Le Perche est une merveilleuse région du Centre de la France, dont une partie est située en Eure & Loir, vers l’ouest. On y découvre des collines et des vallons, de belles églises au cœur de charmants villages, des forêts et au croisement des routes, beaucoup de calvaires. Quatre jours au sein de la paroisse Saint-Lubin-du-Perche, en rayonnant depuis Nogent-le-Rotrou, m’en ont donné un aperçu heureux. La visite pastorale d’un évêque est l’occasion d’une plongée dans la vie des gens. J’ai ainsi découvert le lycée technique de Nermont, l’entreprise Vallégrain de découpe de viande de porc, le marché de Nogent. Lors des célébrations de la messe – dont celle dans la maison de retraite « La Charmeraie » –, ou lors de bénédictions diverses et au cours d’échanges avec des maires et des élus, j’ai perçu, un peu plus, les questions que se posent les habitants. J’ai été accueilli, avec générosité. Ce n’est pas un territoire profondément chrétien et la mission nous y attend. L’Esprit nous inspire de commencer toute rencontre en priant et en méditant la Parole de Dieu pour en être nourris et partager ensemble ce que Jésus nous dit au fond du cœur, afin de favoriser la communion pour construire un avenir missionnaire. Nous comprenons vite à la vue de nos pauvretés pastorales qu’il ne s’agit pas d’utiliser des trucs à la mode, mais de commencer par l’union à Dieu, par un processus de formation et de catéchèse qui ouvre à la communion et à l’intimité avec le Seigneur. En ce sens, une prière de Taizé rassembla une belle assemblée en l’église Notre-Dame de Nogent-le-Rotrou et ce fut une proposition adaptée à la rencontre de Jésus, tant les chants et l’adoration eucharistique permettaient à chacun une écoute intérieure du murmure de Dieu. Les couples de fiancés furent accueillis et bénis pour leur chemin vers leur noce.

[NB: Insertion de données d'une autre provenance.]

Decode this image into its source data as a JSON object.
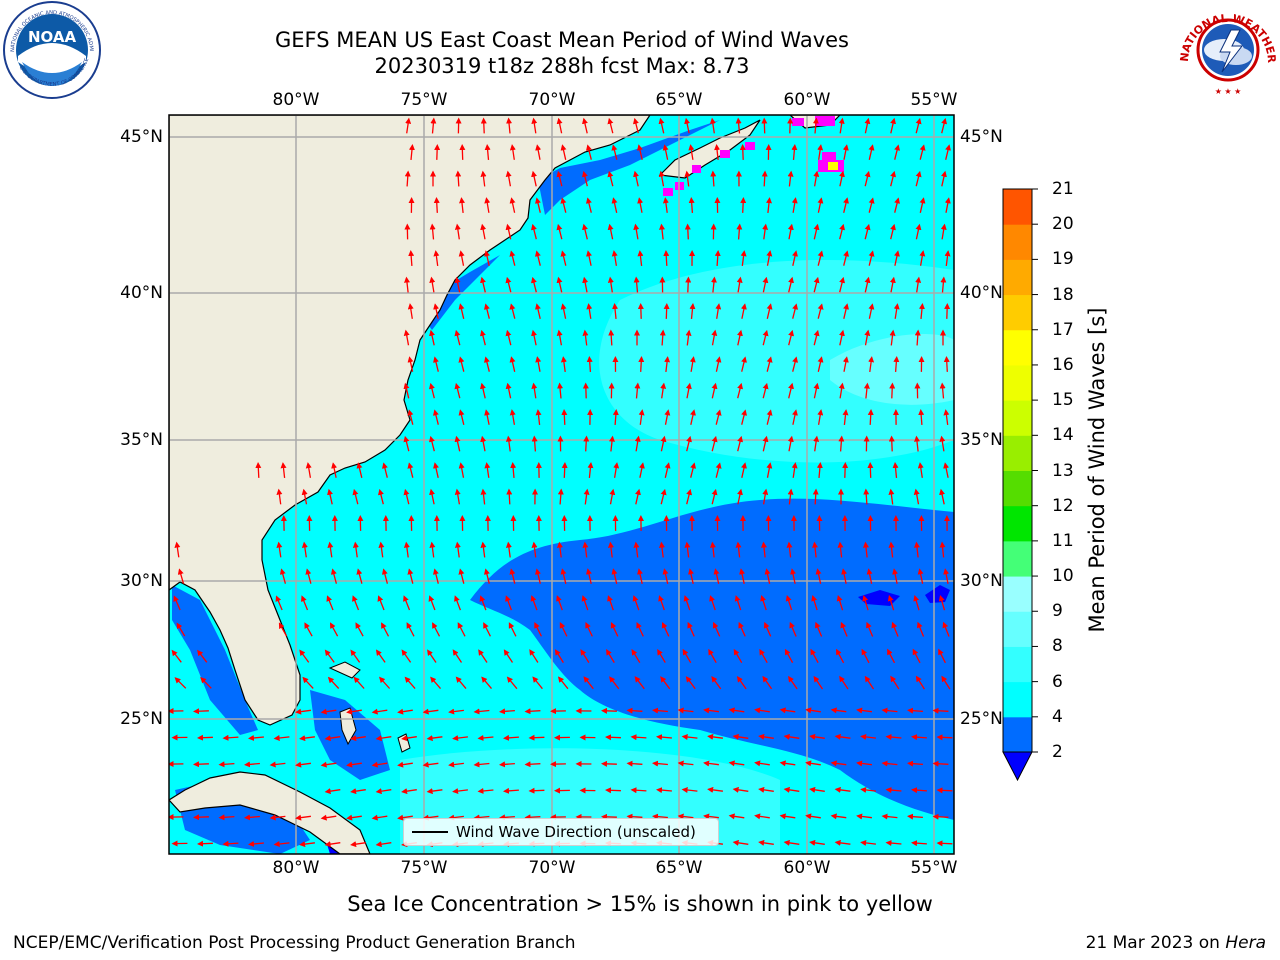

Après le dimanche de lætare, dit dimanche de la joie ou de la réjouissance, nous continuons notre progression de carême puisque dans dix jours, ce sera la fête des Rameaux. L’Esprit Saint travaille en nous à la mesure de notre ouverture du cœur à son action. Nous sommes partis du mercredi des cendres où la Parole nous invitait à la prière, au jeûne et au partage. Comment cela s’est-il concrétisé ? Il n’est pas trop tard pour engager nos pas à la suite du Christ. Bientôt, nous revivrons sa douloureuse passion. Il donne sa vie pour nous sauver de la mort et nous entraîner vers la vie éternelle. Certes notre mort physique peut nous sembler lointaine voire inquiétante. Nous pouvons même parfois la nier. Pourtant, elle vient ! Et nous devons en prendre conscience pour poser un acte de foi envers la promesse accomplie par le Christ : Seigneur fais-moi désirer le Ciel, prépare-moi à la vie éternelle en ta présence et permets que je vive mon quotidien avec l’Espérance que la voie est ouverte et ma place préparée (cf. Jn 14,3). Alors tout ce qui advient ici-bas peut être lourd voire douloureux, ta Lumière éclaire ma vie et je t’en rends grâce. Ne laissons pas le temps s’enfuir inutilement en nous perdant dans l’illusion des bienfaits terrestres dont nous sommes tentés de faire le centre de notre vie. « Ceux qui font des achats, qu’ils vivent comme s’ils ne possédaient rien, ceux qui profitent de ce monde, comme s’ils n’en profitaient pas vraiment. Car il passe, ce monde tel que nous le voyons. J’aimerais vous voir libres de tout souci. » (1Co 7,30-32)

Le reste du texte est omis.